By Janet Ekstract
SULEYMANIYAH (TURKISH JOURNAL) – The Iraqi city of Suleymaniyah holds the legacy of the Kurdish people but one nondescript gray, cement complex will forever remain as a reminder of the horrific era of the Saddam Hussain regime.
The ‘House of Horrors’ aka ‘Red Prison’ also known as Amna Suraka is a place that is as difficult to describe as it is horrifically chilling.
‘Red Prison’ holds such deep, painful memories within its rooms and walls, that speaking about them can never be as poignant as experiencing them walking through this former notorious house of death.
Very few people know about ‘Red Prison’ which represents the silent aftermath of Saddam Hussein’s regime of torture, electrocution and rape of innocent Kurdish, Iraqi and Syrian people in the 1970s that stands today as an eternal remnant of the former regime’s crimes against humanity.
‘Red Prison’ served as the northern headquarters for the Ba’ath regime’s infamous Iraqi Intelligence Service – the Mukahabarat. This drab cement building complex with mazes of prison bars and steel doors, leaves a violent legacy of death, despair and hopelessness that was the hallmark of Saddam’s brutal regime where Iraq ‘s ethnic minorities as well as those suspected of insurgency were arbitrarily detained and eventually murdered.

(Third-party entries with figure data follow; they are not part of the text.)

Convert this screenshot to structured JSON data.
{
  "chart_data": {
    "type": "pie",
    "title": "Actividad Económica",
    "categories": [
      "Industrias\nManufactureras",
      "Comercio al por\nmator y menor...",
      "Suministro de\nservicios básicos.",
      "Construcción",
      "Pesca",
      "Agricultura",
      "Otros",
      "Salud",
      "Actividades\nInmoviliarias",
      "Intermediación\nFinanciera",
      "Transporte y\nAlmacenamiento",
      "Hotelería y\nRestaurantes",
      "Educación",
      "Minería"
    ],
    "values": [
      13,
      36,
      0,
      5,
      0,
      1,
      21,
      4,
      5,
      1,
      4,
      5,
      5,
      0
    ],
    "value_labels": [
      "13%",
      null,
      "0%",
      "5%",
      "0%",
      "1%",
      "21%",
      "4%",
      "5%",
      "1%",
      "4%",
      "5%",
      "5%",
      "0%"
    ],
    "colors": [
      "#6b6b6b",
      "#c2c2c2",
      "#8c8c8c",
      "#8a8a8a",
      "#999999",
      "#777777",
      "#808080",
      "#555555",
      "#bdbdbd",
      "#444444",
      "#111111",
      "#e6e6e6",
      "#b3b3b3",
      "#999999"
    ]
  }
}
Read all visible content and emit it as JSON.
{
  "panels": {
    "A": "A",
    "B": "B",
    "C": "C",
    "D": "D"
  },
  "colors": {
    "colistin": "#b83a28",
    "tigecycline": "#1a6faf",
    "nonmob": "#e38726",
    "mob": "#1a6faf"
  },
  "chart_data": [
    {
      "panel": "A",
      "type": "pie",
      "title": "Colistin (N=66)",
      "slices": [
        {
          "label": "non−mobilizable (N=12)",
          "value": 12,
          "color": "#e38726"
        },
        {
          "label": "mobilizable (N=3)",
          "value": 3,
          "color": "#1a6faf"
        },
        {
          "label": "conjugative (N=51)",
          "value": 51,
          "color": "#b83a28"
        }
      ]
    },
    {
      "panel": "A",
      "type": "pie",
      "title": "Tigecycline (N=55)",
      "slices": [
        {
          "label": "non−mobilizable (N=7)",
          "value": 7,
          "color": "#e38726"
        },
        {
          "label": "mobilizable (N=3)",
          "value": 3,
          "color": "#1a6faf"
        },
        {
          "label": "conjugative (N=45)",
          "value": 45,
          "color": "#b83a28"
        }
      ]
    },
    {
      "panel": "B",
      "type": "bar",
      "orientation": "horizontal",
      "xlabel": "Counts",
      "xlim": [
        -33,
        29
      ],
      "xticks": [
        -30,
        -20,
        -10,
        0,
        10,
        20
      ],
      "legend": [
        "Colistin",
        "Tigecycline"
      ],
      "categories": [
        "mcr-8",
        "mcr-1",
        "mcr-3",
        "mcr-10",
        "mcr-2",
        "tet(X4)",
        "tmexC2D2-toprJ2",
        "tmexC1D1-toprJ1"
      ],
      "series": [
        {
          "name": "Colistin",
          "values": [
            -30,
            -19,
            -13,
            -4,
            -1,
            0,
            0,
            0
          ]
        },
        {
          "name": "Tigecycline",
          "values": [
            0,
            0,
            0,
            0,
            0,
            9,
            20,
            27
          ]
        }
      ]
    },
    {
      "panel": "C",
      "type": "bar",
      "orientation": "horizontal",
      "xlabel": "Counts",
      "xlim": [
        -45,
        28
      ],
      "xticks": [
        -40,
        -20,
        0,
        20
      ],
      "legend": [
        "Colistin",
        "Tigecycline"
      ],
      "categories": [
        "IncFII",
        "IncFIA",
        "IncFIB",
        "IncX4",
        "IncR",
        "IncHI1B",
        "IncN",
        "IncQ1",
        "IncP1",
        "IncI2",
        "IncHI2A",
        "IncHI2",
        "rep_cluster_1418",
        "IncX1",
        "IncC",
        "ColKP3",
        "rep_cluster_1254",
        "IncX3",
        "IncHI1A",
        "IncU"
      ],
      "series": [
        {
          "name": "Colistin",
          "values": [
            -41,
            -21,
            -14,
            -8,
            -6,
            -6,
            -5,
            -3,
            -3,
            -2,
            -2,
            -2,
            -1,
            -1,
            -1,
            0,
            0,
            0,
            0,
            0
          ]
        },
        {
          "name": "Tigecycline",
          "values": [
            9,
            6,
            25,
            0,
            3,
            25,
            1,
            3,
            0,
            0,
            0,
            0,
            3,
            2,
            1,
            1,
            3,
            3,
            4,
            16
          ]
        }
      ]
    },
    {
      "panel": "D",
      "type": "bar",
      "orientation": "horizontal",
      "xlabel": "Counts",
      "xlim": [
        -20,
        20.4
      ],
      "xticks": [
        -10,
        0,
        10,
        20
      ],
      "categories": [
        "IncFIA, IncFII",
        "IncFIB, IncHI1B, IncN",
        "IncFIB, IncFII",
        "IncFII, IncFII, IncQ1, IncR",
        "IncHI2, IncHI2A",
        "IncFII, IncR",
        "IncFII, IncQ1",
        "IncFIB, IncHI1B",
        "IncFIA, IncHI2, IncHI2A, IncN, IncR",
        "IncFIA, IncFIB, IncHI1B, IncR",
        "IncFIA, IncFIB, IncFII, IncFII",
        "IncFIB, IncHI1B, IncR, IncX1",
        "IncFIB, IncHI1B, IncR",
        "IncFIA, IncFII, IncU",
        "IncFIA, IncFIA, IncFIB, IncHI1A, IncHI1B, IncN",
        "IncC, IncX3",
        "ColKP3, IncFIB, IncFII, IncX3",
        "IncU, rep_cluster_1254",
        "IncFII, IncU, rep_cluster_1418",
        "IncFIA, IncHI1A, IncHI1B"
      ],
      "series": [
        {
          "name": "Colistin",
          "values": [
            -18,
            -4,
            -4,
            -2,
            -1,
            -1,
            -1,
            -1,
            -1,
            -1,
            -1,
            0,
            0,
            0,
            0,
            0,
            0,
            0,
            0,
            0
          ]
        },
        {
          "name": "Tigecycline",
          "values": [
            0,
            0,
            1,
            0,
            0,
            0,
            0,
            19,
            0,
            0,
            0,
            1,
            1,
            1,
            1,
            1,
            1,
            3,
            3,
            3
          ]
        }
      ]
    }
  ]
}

Few, outside of Suleymaniyah are aware of this complex where for almost 30 years, brutal torture against women, children and men was carried out within the cold, hard cement walls of ‘Red Prison.’
It was only in 1991, during the Gulf War that Kurdish peshmerge were joined by brave citizens of Suleymaniyah who liberated the prison, killing the regime officers responsible for thousands of murdered innocents.
After its liberation, the prison complex remained as it was for almost 13 years. Empty – still containing the remnants of its murdered prisoners’ belongings.
In 2003, the government of Suleymaniyah, decided to open the complex as a ‘museum’ that would serve as a reminder of a former brutality that few in the outside world had witnessed.
‘Red Prison’ is not an ordinary museum because it’s very obviousy not beautiful.
The decision was made to.leave the prison exactly the way it had been 27 years ago, to serve as a memorial of a brutal legacy no one should ever forget.
Nothing was changed.
Multiple bullet holes still riddle the outside of the prison’s cement structure.
To further remember those whose lives were destroyed and cut short, a memorial.tribute was created by artists in a government project called The Hall of Mirrors.
The Hall of Mirrors was created to symbolise the 5,000 villages around Suleymaniyah that Hussein’s regime destroyed. It also serves as a memorial to the 182,000 people who were victims of Hussein’s ‘death camp.’
The former prison’s heavy, gray steel doors open up to a wonderland of glass and light.
Each handcrafted inlaid piece of glass on numerous mirrors represents each one of the souls of the murdered. Each tiny golden light traversing the ceilings like mini-constellations – represent one of each of the 5,000 villages, decimated by Hussein’s reign of terror.
Each piece of glass upon a myriad of mirrors and each one of the tiny lights illuminate and evoke a memory of each soul – each village. Each piece of glass reminds those who visit and those whose relatives were victims that this atrocity must never be forgotten.
So extraordinary was the courageousness of the people of Suleymaniyah that they never wavered in their absolute determination to make sure that Saddam ‘s reign of terror in ‘Red Prison’ ended by liberating all prisoners from that devastation.
That’s precisely why everything at this former prison remains just as it was when it was liberated. To serve as a stark reminder for future generations that no one should forget the reality of hate and abuse that made victims of innocents and marred Iraqi history.
It is especially apropos that in the year 2019, with hate crimes alarmingly on the rise worldwide that ‘Red Prison’ serve as a reminder that what happened within those cement walls was real.
Just as the reality of the Holocaust continues to haunt global history – the ‘Red Prison’ of Suleymaniyah stands today as a brutal reminder of just how fragile freedom and human dignity truly are.